A new study funded by the Bill and Melinda Gates Foundation says that it knows how to stop malaria—but doing so opens up a Pandora’s Box of bioethical questions.

On Monday, scientists from Imperial College London announced in the journal Nature Biotechnology that they had successfully genetically modified Anopheles gambiae, the mosquito that is a major malaria vector, to carry infertile traits. The modification process uses a breakthrough technology called CRISPR, a genome editing tool.

Thanks to a scientific advancement that can make a gene more likely to be inherited, the scientists say that the infertility gene would spread across the mosquito population in a matter of years and cause the species to crash—taking malaria with it.

“The field has been trying to tackle malaria for more than 100 years. If successful, this technology has the potential to substantially reduce the transmission of malaria,” said co-author professor Andrea Crisanti from Imperial’s department of life sciences in a press release.

The Imperial study is the second in the past month to promise an end to malaria through the use of CRIPSR technology. In late November, scientists in Southern California used the technology to show how they could spread malaria resistance in a mosquito population.

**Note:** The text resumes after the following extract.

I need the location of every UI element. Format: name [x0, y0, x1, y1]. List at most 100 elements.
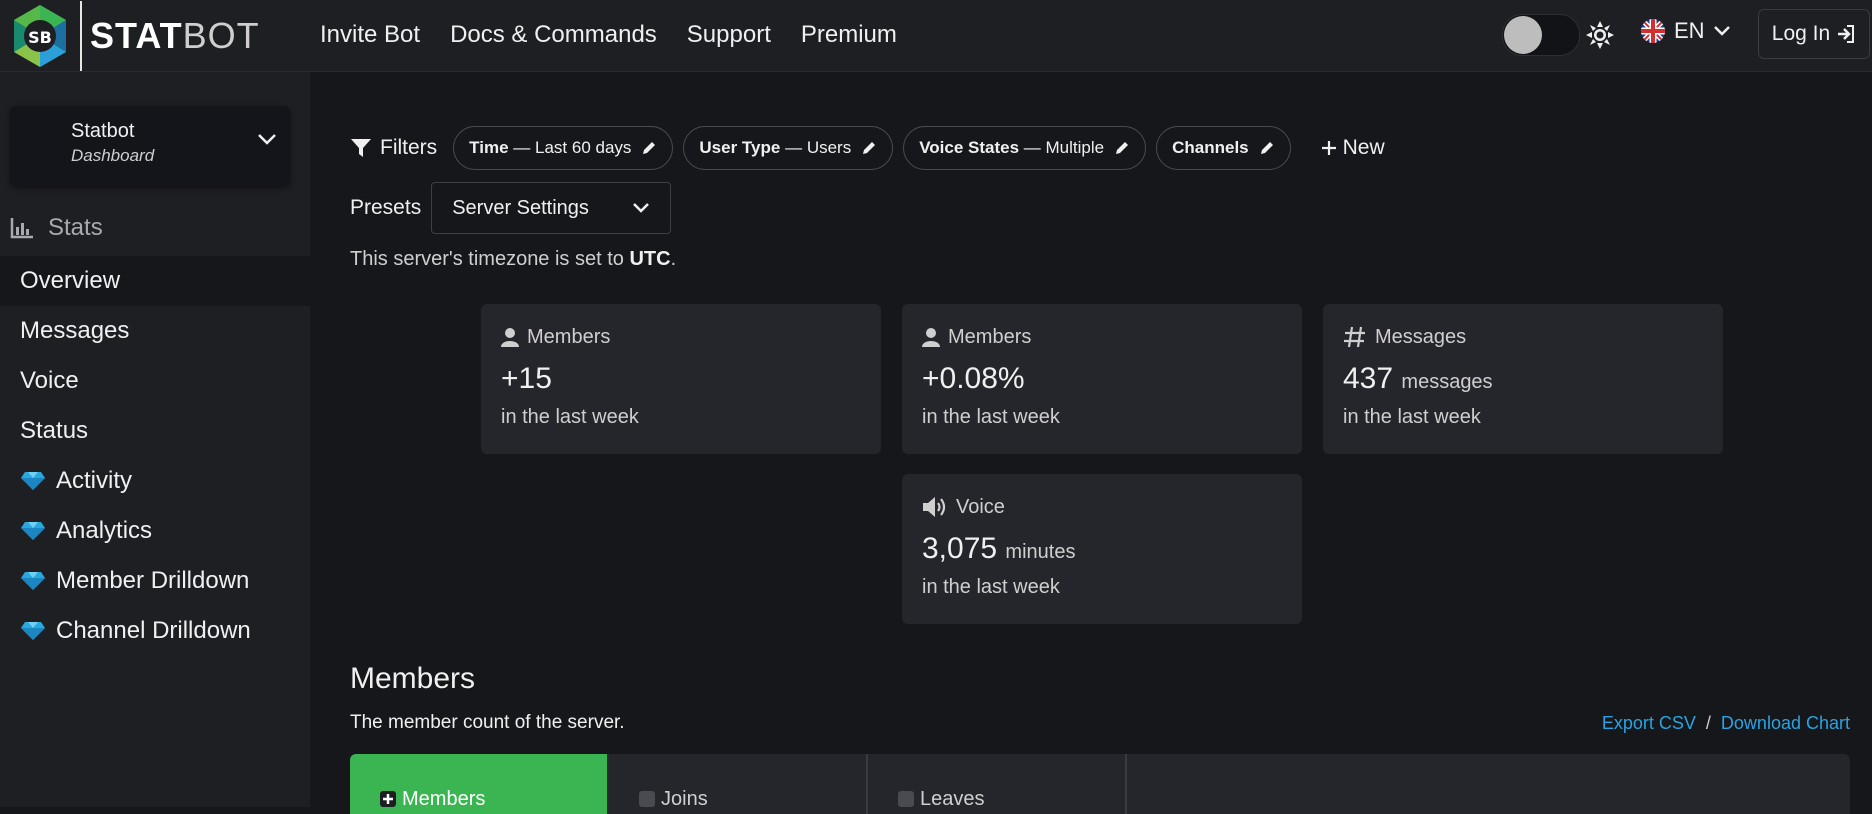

CRISPR, a technology that is about four years old, has caused major upheaval in biomedical research because it can edit genes quickly and cheaply. It’s being heralded as the greatest advancement in the field since PCR, according to Nature.

But it’ll take years or decades before the solution gets out of a lab. First, scientists have to grapple with the potential repercussions of annihilating or modifying an entire species of mosquito. “It will be at least 10 more years before gene drive malaria mosquitos could be a working intervention,” Imperial professor Austin Burt said in Monday’s press release. In an interview with the Wall Street Journal, Burt said that he didn’t think that eradicating the species would have a huge ecological effect, since it doesn’t seem to be any animal’s sole source of food, and there are many other mosquito species.

Last week, scientists convened for an international summit in Washington, D.C. to debate the ethics of CRISPR. In the concluding statement, the organizing committee wrote that widespread use of the technology would be “irresponsible” unless there is broad consensus on the societal utility of a particular genetic alteration and safety issues have been completely addressed.